My first suggestion would be, let’s think about how to reconstruct the rules of the game and how to reconstruct the institutions that will provide a certain level of global stability. Here I am speaking about the United Nations, Organization for Security and Co-operation in Europe (OSCE), World Bank, International Monetary Fund (IMF), etc. and how to make them work not only on their own interests but on behalf of the most important players, including China and Russia.

The second, I would suggest to form a permanent mechanism for consultations not within the G20 or G7 but within the G3 (the U.S., Russia and China). The dialogue on the key elements of the world stability is badly needed.
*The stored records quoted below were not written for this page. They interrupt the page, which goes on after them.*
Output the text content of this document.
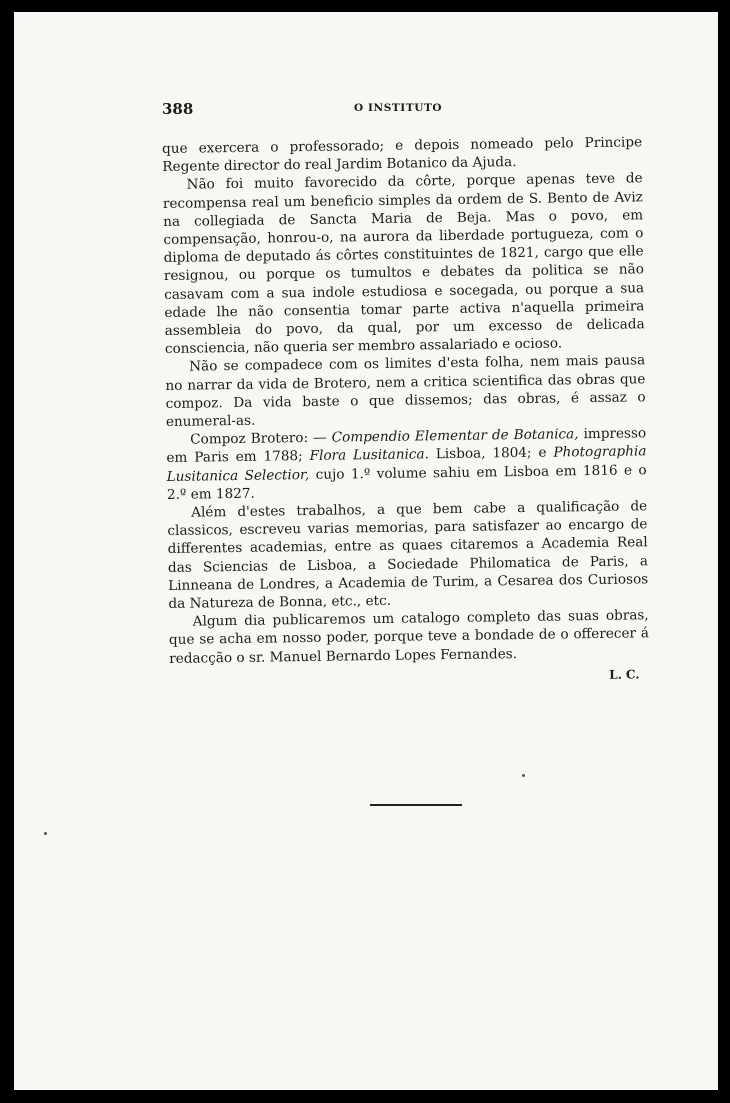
388	O INSTITUTO

que exercera o professorado; e depois nomeado pelo Principe Regente director do real Jardim Botanico da Ajuda.

Não foi muito favorecido da côrte, porque apenas teve de recompensa real um beneficio simples da ordem de S. Bento de Aviz na collegiada de Sancta Maria de Beja. Mas o povo, em compensação, honrou-o, na aurora da liberdade portugueza, com o diploma de deputado ás côrtes constituintes de 1821, cargo que elle resignou, ou porque os tumultos e debates da politica se não casavam com a sua indole estudiosa e socegada, ou porque a sua edade lhe não consentia tomar parte activa n'aquella primeira assembleia do povo, da qual, por um excesso de delicada consciencia, não queria ser membro assalariado e ocioso.

Não se compadece com os limites d'esta folha, nem mais pausa no narrar da vida de Brotero, nem a critica scientifica das obras que compoz. Da vida baste o que dissemos; das obras, é assaz o enumeral-as.

Compoz Brotero: — Compendio Elementar de Botanica, impresso em Paris em 1788; Flora Lusitanica. Lisboa, 1804; e Photographia Lusitanica Selectior, cujo 1.º volume sahiu em Lisboa em 1816 e o 2.º em 1827.

Além d'estes trabalhos, a que bem cabe a qualificação de classicos, escreveu varias memorias, para satisfazer ao encargo de differentes academias, entre as quaes citaremos a Academia Real das Sciencias de Lisboa, a Sociedade Philomatica de Paris, a Linneana de Londres, a Academia de Turim, a Cesarea dos Curiosos da Natureza de Bonna, etc., etc.

Algum dia publicaremos um catalogo completo das suas obras, que se acha em nosso poder, porque teve a bondade de o offerecer á redacção o sr. Manuel Bernardo Lopes Fernandes.

L. C.
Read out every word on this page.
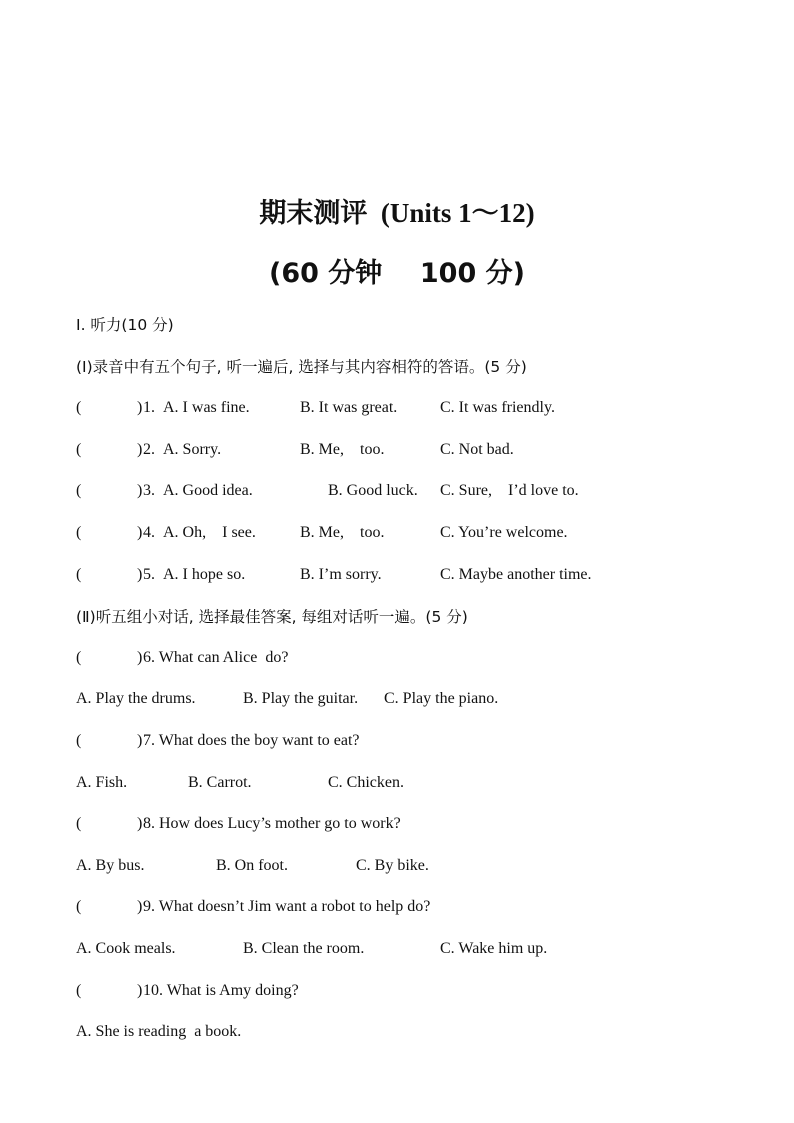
期末测评  (Units 1～12)
(60 分钟    100 分)
Ⅰ. 听力(10 分)
(Ⅰ)录音中有五个句子, 听一遍后, 选择与其内容相符的答语。(5 分)

(

	)

1.

A. I was fine.

	B. It was great.

	C. It was friendly.

(

	)

2.

A. Sorry.

	B. Me,    too.

	C. Not bad.

(

	)

3.

A. Good idea.

	B. Good luck.

C. Sure,    I’d love to.

(

	)

4.

A. Oh,    I see.

	B. Me,    too.

	C. You’re welcome.

(

	)

5.

A. I hope so.

	B. I’m sorry.

	C. Maybe another time.

(Ⅱ)听五组小对话, 选择最佳答案, 每组对话听一遍。(5 分)

(

	)

6. What can Alice  do?

A. Play the drums.

	B. Play the guitar.

C. Play the piano.

(

	)

7. What does the boy want to eat?

A. Fish.

	B. Carrot.

	C. Chicken.

(

	)

8. How does Lucy’s mother go to work?

A. By bus.

	B. On foot.

	C. By bike.

(

	)

9. What doesn’t Jim want a robot to help do?

A. Cook meals.

	B. Clean the room.

	C. Wake him up.

(

	)

10. What is Amy doing?

A. She is reading  a book.
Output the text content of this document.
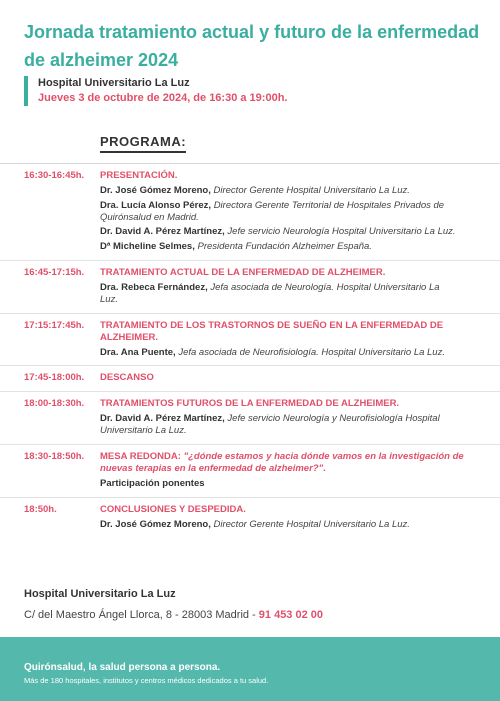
Jornada tratamiento actual y futuro de la enfermedad de alzheimer 2024
Hospital Universitario La Luz
Jueves 3 de octubre de 2024, de 16:30 a 19:00h.
PROGRAMA:
16:30-16:45h.	PRESENTACIÓN.
Dr. José Gómez Moreno, Director Gerente Hospital Universitario La Luz.
Dra. Lucía Alonso Pérez, Directora Gerente Territorial de Hospitales Privados de Quirónsalud en Madrid.
Dr. David A. Pérez Martínez, Jefe servicio Neurología Hospital Universitario La Luz.
Dª Micheline Selmes, Presidenta Fundación Alzheimer España.
16:45-17:15h.	TRATAMIENTO ACTUAL DE LA ENFERMEDAD DE ALZHEIMER.
Dra. Rebeca Fernández, Jefa asociada de Neurología. Hospital Universitario La Luz.
17:15:17:45h.	TRATAMIENTO DE LOS TRASTORNOS DE SUEÑO EN LA ENFERMEDAD DE ALZHEIMER.
Dra. Ana Puente, Jefa asociada de Neurofisiología. Hospital Universitario La Luz.
17:45-18:00h.	DESCANSO
18:00-18:30h.	TRATAMIENTOS FUTUROS DE LA ENFERMEDAD DE ALZHEIMER.
Dr. David A. Pérez Martínez, Jefe servicio Neurología y Neurofisiología Hospital Universitario La Luz.
18:30-18:50h.	MESA REDONDA: "¿dónde estamos y hacia dónde vamos en la investigación de nuevas terapias en la enfermedad de alzheimer?".
Participación ponentes
18:50h.	CONCLUSIONES Y DESPEDIDA.
Dr. José Gómez Moreno, Director Gerente Hospital Universitario La Luz.
Hospital Universitario La Luz
C/ del Maestro Ángel Llorca, 8 - 28003 Madrid - 91 453 02 00
Quirónsalud, la salud persona a persona.
Más de 180 hospitales, institutos y centros médicos dedicados a tu salud.
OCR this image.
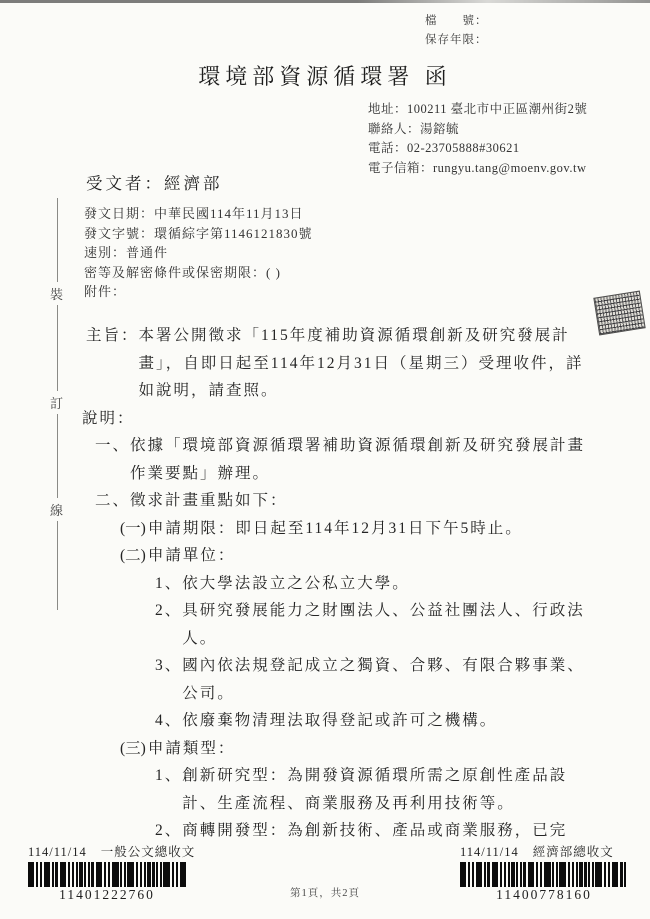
檔　　號：
保存年限：
環境部資源循環署 函
地址：100211 臺北市中正區潮州街2號
聯絡人：湯鎔毓
電話：02-23705888#30621
電子信箱：rungyu.tang@moenv.gov.tw
受文者：經濟部
發文日期：中華民國114年11月13日
發文字號：環循綜字第1146121830號
速別：普通件
密等及解密條件或保密期限：( )
附件：
主旨： 本署公開徵求「115年度補助資源循環創新及研究發展計畫」，自即日起至114年12月31日（星期三）受理收件，詳如說明，請查照。
說明：
一、 依據「環境部資源循環署補助資源循環創新及研究發展計畫作業要點」辦理。
二、 徵求計畫重點如下：
(一) 申請期限：即日起至114年12月31日下午5時止。
(二) 申請單位：
1、 依大學法設立之公私立大學。
2、 具研究發展能力之財團法人、公益社團法人、行政法人。
3、 國內依法規登記成立之獨資、合夥、有限合夥事業、公司。
4、 依廢棄物清理法取得登記或許可之機構。
(三) 申請類型：
1、 創新研究型：為開發資源循環所需之原創性產品設計、生產流程、商業服務及再利用技術等。
2、 商轉開發型：為創新技術、產品或商業服務，已完
裝
訂
線
114/11/14 一般公文總收文
11401222760
114/11/14 經濟部總收文
11400778160
第1頁，共2頁
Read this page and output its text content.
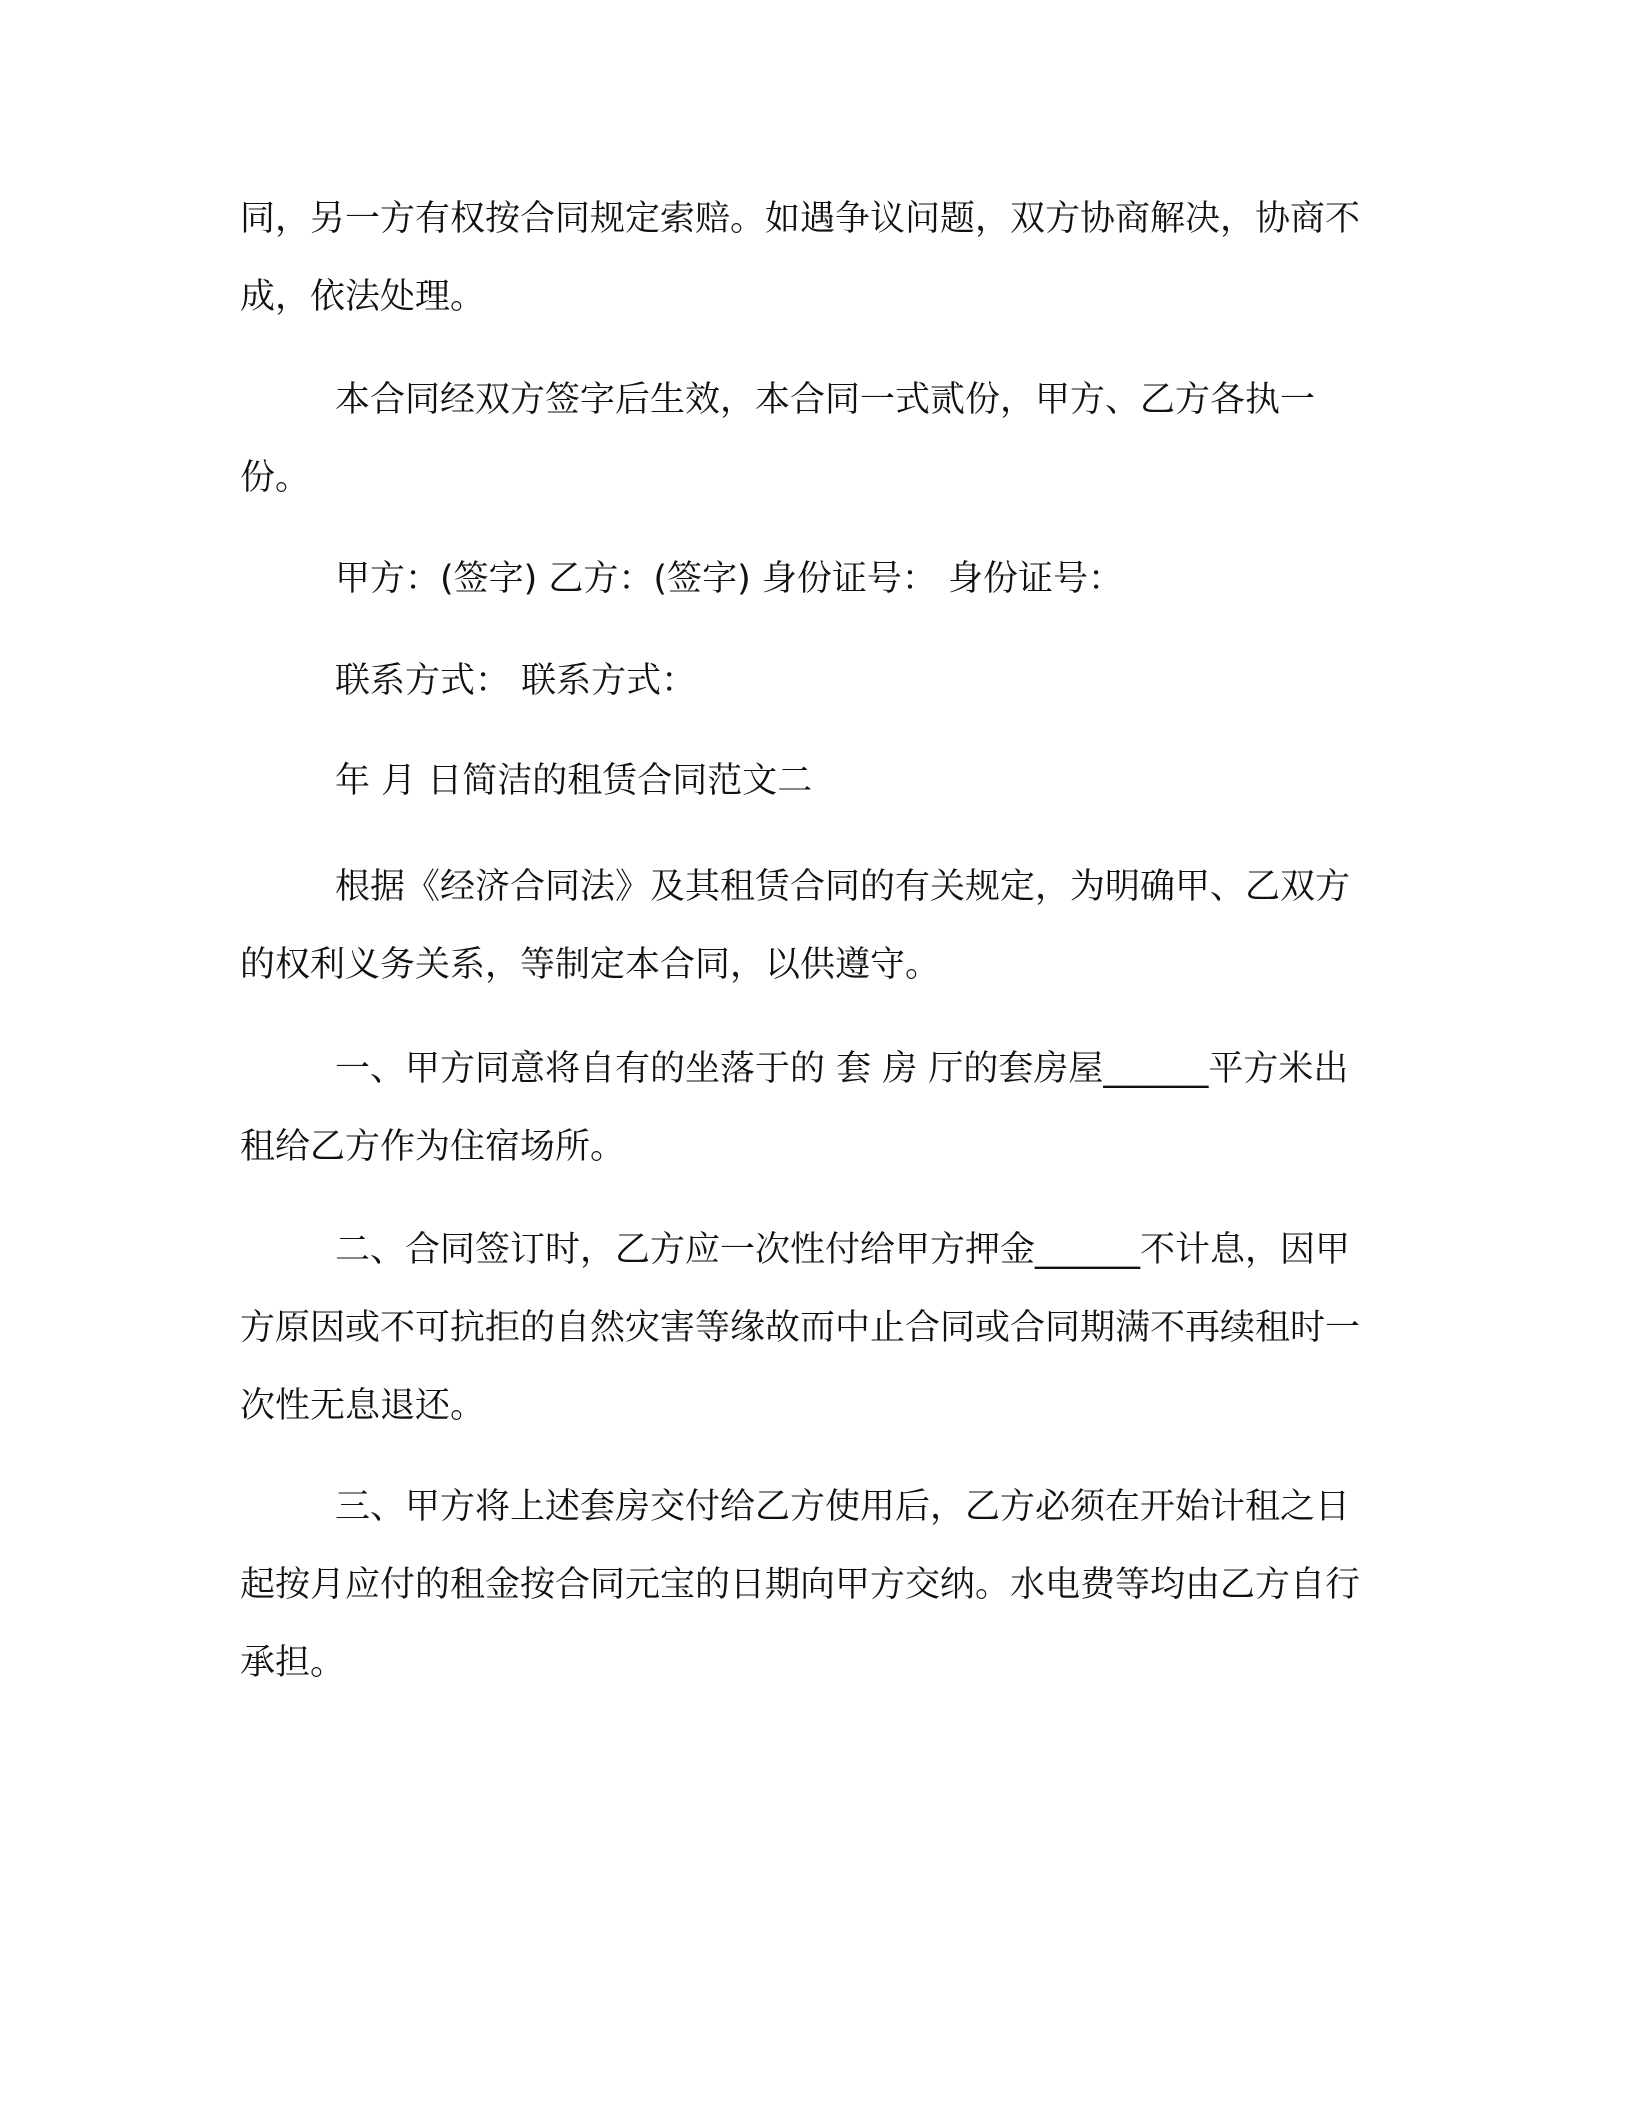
同，另一方有权按合同规定索赔。如遇争议问题，双方协商解决，协商不成，依法处理。
本合同经双方签字后生效，本合同一式贰份，甲方、乙方各执一份。
甲方：(签字) 乙方：(签字) 身份证号： 身份证号：
联系方式： 联系方式：
年 月 日简洁的租赁合同范文二
根据《经济合同法》及其租赁合同的有关规定，为明确甲、乙双方的权利义务关系，等制定本合同，以供遵守。
一、甲方同意将自有的坐落于的 套 房 厅的套房屋______平方米出租给乙方作为住宿场所。
二、合同签订时，乙方应一次性付给甲方押金______不计息，因甲方原因或不可抗拒的自然灾害等缘故而中止合同或合同期满不再续租时一次性无息退还。
三、甲方将上述套房交付给乙方使用后，乙方必须在开始计租之日起按月应付的租金按合同元宝的日期向甲方交纳。水电费等均由乙方自行承担。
If it happens, the chances of stabilization of this extremely unpredictable situation increase.

Wolfgang Schussel, former federal chancellor of the Republic of Austria

This is going to be important advice not only for Russia but for all of us, including the U.S. and China: We are currently living in a global village and the idea to return to the old glorious days of the dominance of the past is outdated. The good days are now. The old good days of the U.S., the Soviet Union and China were in fact not that glorious if we compare them with today.

So I would advise everyone to stop the propaganda wars and to stop the arms buildup, which provokes a useless waste of money. Look how the military budgets have risen over the last years: Chinese raised it fourfold in the last 15 years, Saudi Arabia threefold. The Iranians doubled [their budget], Russia almost doubled, the U.S. increased by about 50 percent — that should be stopped.